Raj Kundra Summoned by Court in ₹150-Crore Bitcoin Scam Case
In a significant development, a special court has summoned businessman Raj Kundra, the husband of Bollywood actress Shilpa Shetty, in connection with a ₹150-crore Bitcoin scam case. The court’s decision comes after taking cognizance of the chargesheet filed against Kundra by the Enforcement Directorate (ED). The ED had accused Kundra of having 285 Bitcoins worth over ₹150 crore in a Ponzi scam case, which was uncovered in September 2025.
According to the ED, Kundra, along with Dubai-based businessman Rajesh Satija, has been asked to appear before the court on January 19. The court’s summons is a significant step in the investigation, which has been ongoing for several months. The ED had filed a chargesheet against Kundra and Satija, alleging that they were involved in a Ponzi scheme that duped numerous investors of their hard-earned money.
The case against Kundra and Satija is related to a Bitcoin scam that was uncovered in 2025. The ED had launched an investigation into the scam, which revealed that the accused had been running a Ponzi scheme, promising investors high returns on their investments in Bitcoin. However, the investors were left with significant losses, and the accused made off with their money.
The ED’s investigation revealed that Kundra had 285 Bitcoins worth over ₹150 crore, which were allegedly obtained through the Ponzi scheme. The agency also alleged that Kundra had been involved in money laundering and had used the proceeds of the crime to fund his business ventures.
The summons issued by the court is a significant development in the case, as it indicates that the court has taken cognizance of the chargesheet filed by the ED. The court’s decision to summon Kundra and Satija suggests that the agency has sufficient evidence to proceed with the case.
The Bitcoin scam case has been making headlines in recent months, with several high-profile individuals being accused of involvement in the scam. The case has also raised concerns about the regulation of cryptocurrencies in India, with many calling for stricter laws to prevent such scams from occurring in the future.
The ED’s investigation into the Bitcoin scam case is ongoing, and the agency is expected to file additional chargesheets in the coming months. The case is being closely watched by the financial community, as it has significant implications for the regulation of cryptocurrencies in India.
In recent years, India has seen a surge in the popularity of cryptocurrencies, with many investors putting their money into Bitcoin and other digital currencies. However, the lack of regulation has made it difficult for investors to distinguish between legitimate and illegitimate investment opportunities.
The Bitcoin scam case has highlighted the need for stricter regulations to prevent such scams from occurring in the future. The government has been working on regulating cryptocurrencies, with the Finance Ministry setting up a panel to study the issue.
The panel’s report is expected to provide recommendations on how to regulate cryptocurrencies, including Bitcoin.
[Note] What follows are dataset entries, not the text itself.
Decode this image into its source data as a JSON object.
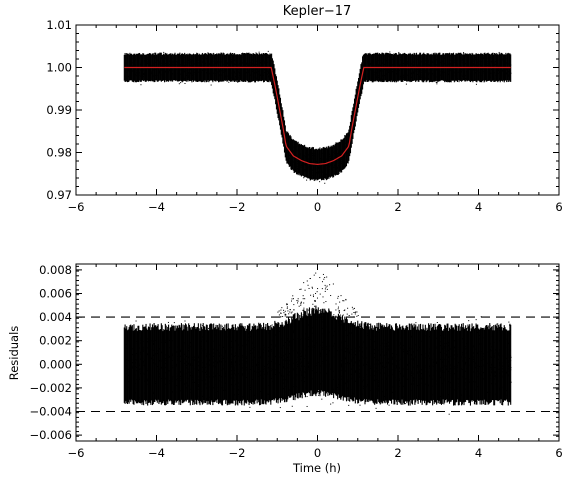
{
  "title": "Kepler−17",
  "chart_data": [
    {
      "type": "scatter",
      "panel": "top",
      "title": "Kepler−17",
      "xlabel": "",
      "ylabel": "",
      "xlim": [
        -6,
        6
      ],
      "ylim": [
        0.97,
        1.01
      ],
      "x_ticks": [
        -6,
        -4,
        -2,
        0,
        2,
        4,
        6
      ],
      "x_tick_labels": [
        "−6",
        "−4",
        "−2",
        "0",
        "2",
        "4",
        "6"
      ],
      "y_ticks": [
        0.97,
        0.98,
        0.99,
        1.0,
        1.01
      ],
      "y_tick_labels": [
        "0.97",
        "0.98",
        "0.99",
        "1.00",
        "1.01"
      ],
      "grid": false,
      "series": [
        {
          "kind": "points",
          "color": "#000000",
          "x_range": [
            -4.8,
            4.8
          ],
          "out_of_transit_flux": 1.0,
          "out_of_transit_scatter": 0.0035,
          "ingress_start": -1.15,
          "ingress_end": -0.78,
          "egress_start": 0.78,
          "egress_end": 1.15,
          "transit_depth_center": 0.9772,
          "transit_depth_at_second_contact": 0.9815,
          "in_transit_scatter": 0.004
        },
        {
          "kind": "model",
          "color": "#d42020",
          "x": [
            -4.8,
            -1.15,
            -1.05,
            -0.95,
            -0.85,
            -0.78,
            -0.6,
            -0.4,
            -0.2,
            0,
            0.2,
            0.4,
            0.6,
            0.78,
            0.85,
            0.95,
            1.05,
            1.15,
            4.8
          ],
          "y": [
            1.0,
            1.0,
            0.9955,
            0.9905,
            0.9855,
            0.9815,
            0.9792,
            0.9781,
            0.9774,
            0.9772,
            0.9774,
            0.9781,
            0.9792,
            0.9815,
            0.9855,
            0.9905,
            0.9955,
            1.0,
            1.0
          ]
        }
      ]
    },
    {
      "type": "scatter",
      "panel": "bottom",
      "title": "",
      "xlabel": "Time (h)",
      "ylabel": "Residuals",
      "xlim": [
        -6,
        6
      ],
      "ylim": [
        -0.0065,
        0.0085
      ],
      "x_ticks": [
        -6,
        -4,
        -2,
        0,
        2,
        4,
        6
      ],
      "x_tick_labels": [
        "−6",
        "−4",
        "−2",
        "0",
        "2",
        "4",
        "6"
      ],
      "y_ticks": [
        -0.006,
        -0.004,
        -0.002,
        0.0,
        0.002,
        0.004,
        0.006,
        0.008
      ],
      "y_tick_labels": [
        "−0.006",
        "−0.004",
        "−0.002",
        "0.000",
        "0.002",
        "0.004",
        "0.006",
        "0.008"
      ],
      "grid": false,
      "series": [
        {
          "kind": "points",
          "color": "#000000",
          "x_range": [
            -4.8,
            4.8
          ],
          "residual_scatter": 0.0035,
          "in_transit_offset": 0.0008,
          "in_transit_scatter": 0.0042,
          "max_outlier": 0.0078
        },
        {
          "kind": "threshold",
          "style": "dashed",
          "color": "#000000",
          "values": [
            0.004,
            -0.004
          ]
        }
      ]
    }
  ]
}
The report is likely to suggest stricter laws and regulations to prevent scams and protect investors.
In the meantime, the court’s summons to Kundra and Satija is a significant step in the investigation. The case is expected to be closely watched by the financial community, as it has significant implications for the regulation of cryptocurrencies in India.
As the investigation continues, it is likely that more details will emerge about the Bitcoin scam case. The case has already raised several questions about the regulation of cryptocurrencies in India and the need for stricter laws to prevent such scams from occurring in the future.
In conclusion, the court’s summons to Raj Kundra in the ₹150-crore Bitcoin scam case is a significant development in the investigation. The case has highlighted the need for stricter regulations to prevent such scams from occurring in the future. As the investigation continues, it is likely that more details will emerge about the case, and the financial community will be closely watching the developments.